Voting in the UK "Brexit' referendum closed at 7.00am (AEST) this morning with the official result to be announced around 4.00pm (AEST) this afternoon.
Exit polls have not been commissioned by the major political parties.
The first counts are expected by 9.30am (AEST) with 80% counted by 2.00pm (AEST).
Risk-on trades around the globe suggest that markets expect the 'Remain' vote to prevail. The latest odds with bookmakers gave the 'Leave' camp only a 15-20% change of winning.
Expectations of a 'Remain' win in the UK 'Brexit' referendum saw share markets achieve solid gains.
In the US, the Dow and the S&P500 rose 1.3% and the Nasdaq was up 1.6%. In Europe, the FTSE100 rose 1.2%, the French CAC40 was up 2.0%, the Dax rose 1.9% and the Eurostoxx was up 2.0%.
As positive sentiment gained momentum, the appetite for safe-haven assets such as government bonds declined.
Yields rose in the US, Germany and the UK. In the US, 10 year government bond yields rose 6 basis points to 1.75%. Adding to positive sentiment in the US were some good signals on economic activity (see below).
The UK pound rose above $US1.50 for the first time since December on firming expectations of a 'Remain' win in the UK referendum.
The AUD weakened against the UK pound, falling from 51.4 UK pence to 50.9 UK pence at the time of writing.

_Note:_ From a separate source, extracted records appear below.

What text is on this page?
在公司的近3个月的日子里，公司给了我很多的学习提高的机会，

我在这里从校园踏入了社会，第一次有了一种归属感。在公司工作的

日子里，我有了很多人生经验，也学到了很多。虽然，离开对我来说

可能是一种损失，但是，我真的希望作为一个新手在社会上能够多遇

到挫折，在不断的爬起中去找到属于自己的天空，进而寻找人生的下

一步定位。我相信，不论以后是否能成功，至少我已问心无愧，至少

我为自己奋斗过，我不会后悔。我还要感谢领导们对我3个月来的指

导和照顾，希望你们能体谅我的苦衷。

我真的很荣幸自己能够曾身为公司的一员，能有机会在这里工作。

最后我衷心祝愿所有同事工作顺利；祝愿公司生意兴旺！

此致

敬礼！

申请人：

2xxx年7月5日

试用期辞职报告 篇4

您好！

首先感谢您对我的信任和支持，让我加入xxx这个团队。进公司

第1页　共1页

The US dollar index was a touch weaker overnight and the AUD moved into the US 76 range as risk appetite rose.
Oil benefited from the 'risk-on' sentiment with West Texas Light crude up 1.7% to $US49.20 per barrel.
Gold was marginally weaker while copper also rose 1.7%. Iron ore was down 0.8% to $US51.89 per tonne.

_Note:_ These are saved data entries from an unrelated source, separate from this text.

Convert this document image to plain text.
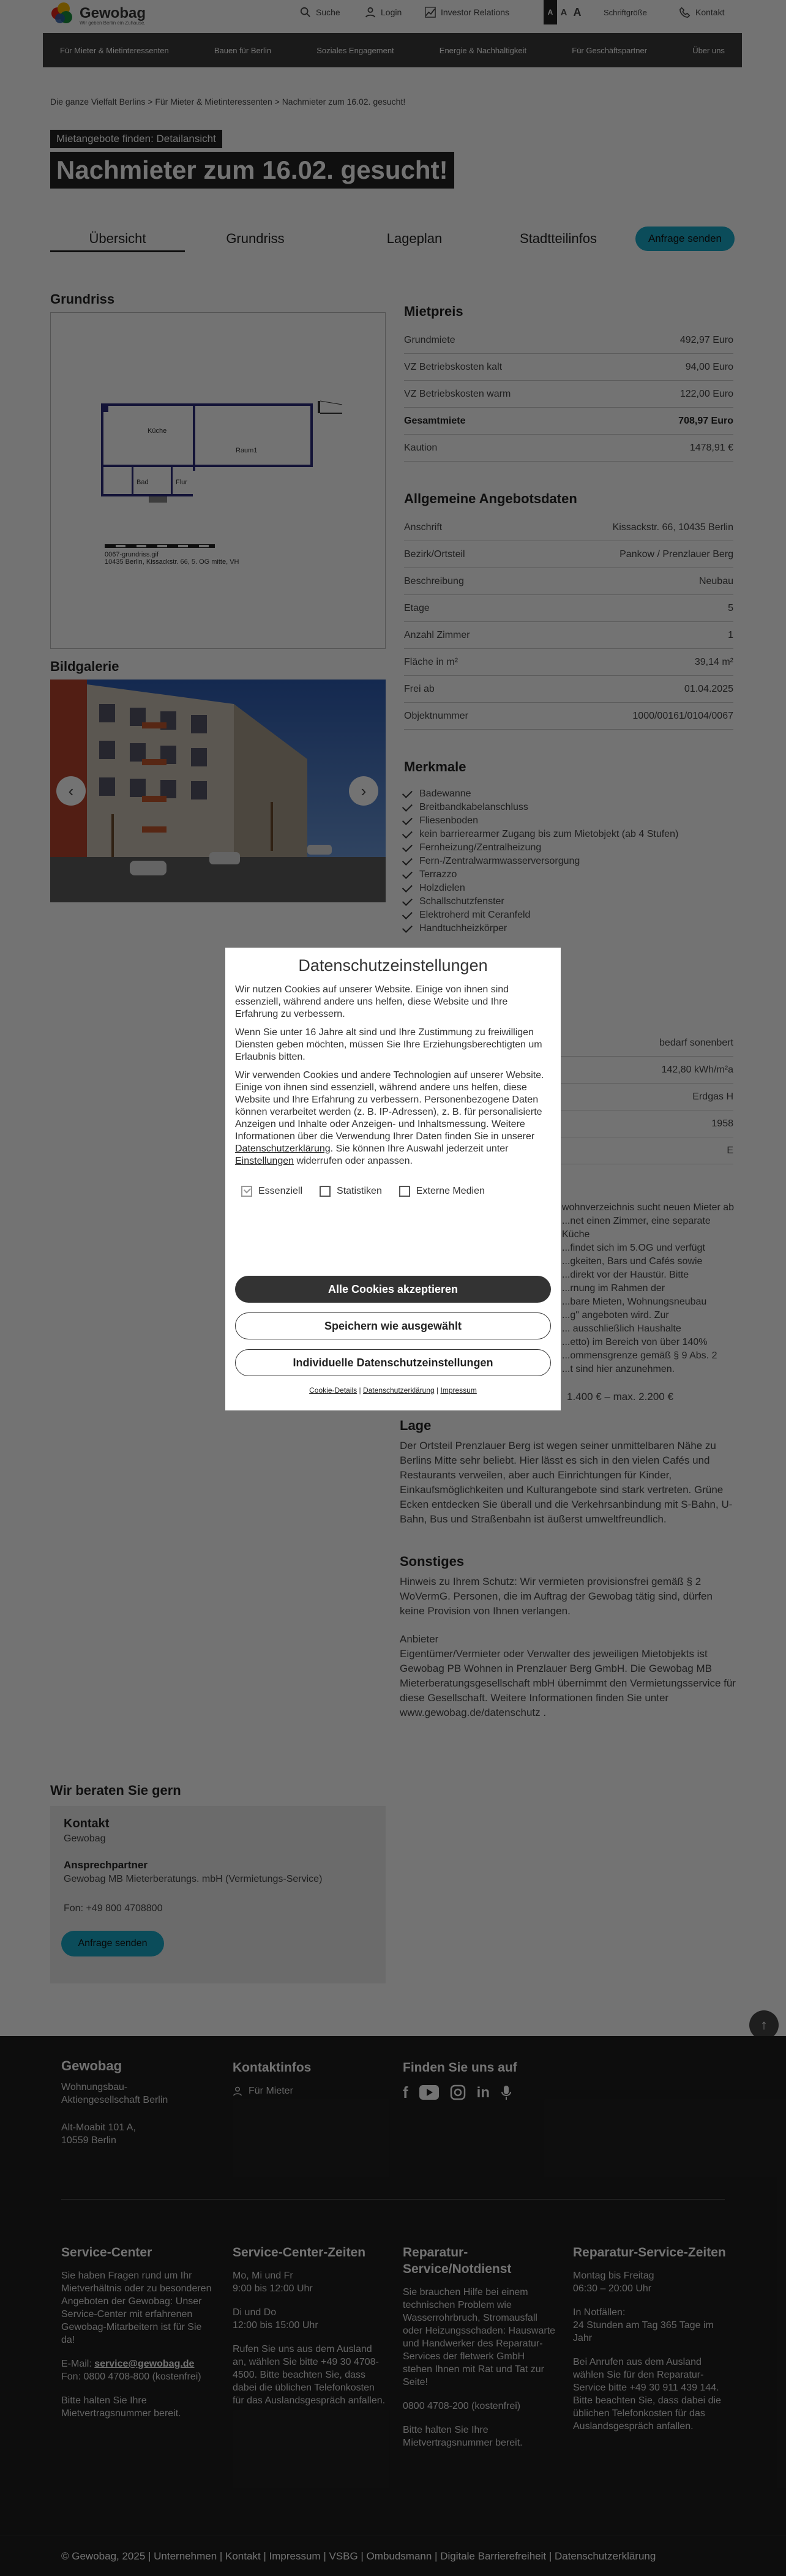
Datenschutzeinstellungen

Wir nutzen Cookies auf unserer Website. Einige von ihnen sind essenziell, während andere uns helfen, diese Website und Ihre Erfahrung zu verbessern.

Wenn Sie unter 16 Jahre alt sind und Ihre Zustimmung zu freiwilligen Diensten geben möchten, müssen Sie Ihre Erziehungsberechtigten um Erlaubnis bitten.

Wir verwenden Cookies und andere Technologien auf unserer Website. Einige von ihnen sind essenziell, während andere uns helfen, diese Website und Ihre Erfahrung zu verbessern. Personenbezogene Daten können verarbeitet werden (z. B. IP-Adressen), z. B. für personalisierte Anzeigen und Inhalte oder Anzeigen- und Inhaltsmessung. Weitere Informationen über die Verwendung Ihrer Daten finden Sie in unserer Datenschutzerklärung. Sie können Ihre Auswahl jederzeit unter Einstellungen widerrufen oder anpassen.

Essenziell	Statistiken	Externe Medien
Alle Cookies akzeptieren
Speichern wie ausgewählt
Individuelle Datenschutzeinstellungen
Cookie-Details | Datenschutzerklärung | Impressum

No major economic date was released yesterday.
The number of Americans filing for unemployment benefits fell last week to near a 43-year low, suggesting labour market resilience even though hiring slowed sharply in May.
US jobless claims were 259k for the latest survey week against an expectation of 270k.
Other data on Thursday also gave a fairly upbeat assessment of the economy after it stumbled in the first quarter.
Manufacturing activity rose more strongly than expected to a three-month high in early June with the manufacturing PMI coming in at 51.4.
New home sales disappointed with a 6.0% fall in May; however, the decline was from an eight-year high in April and the trend remained consistent with a firming housing market.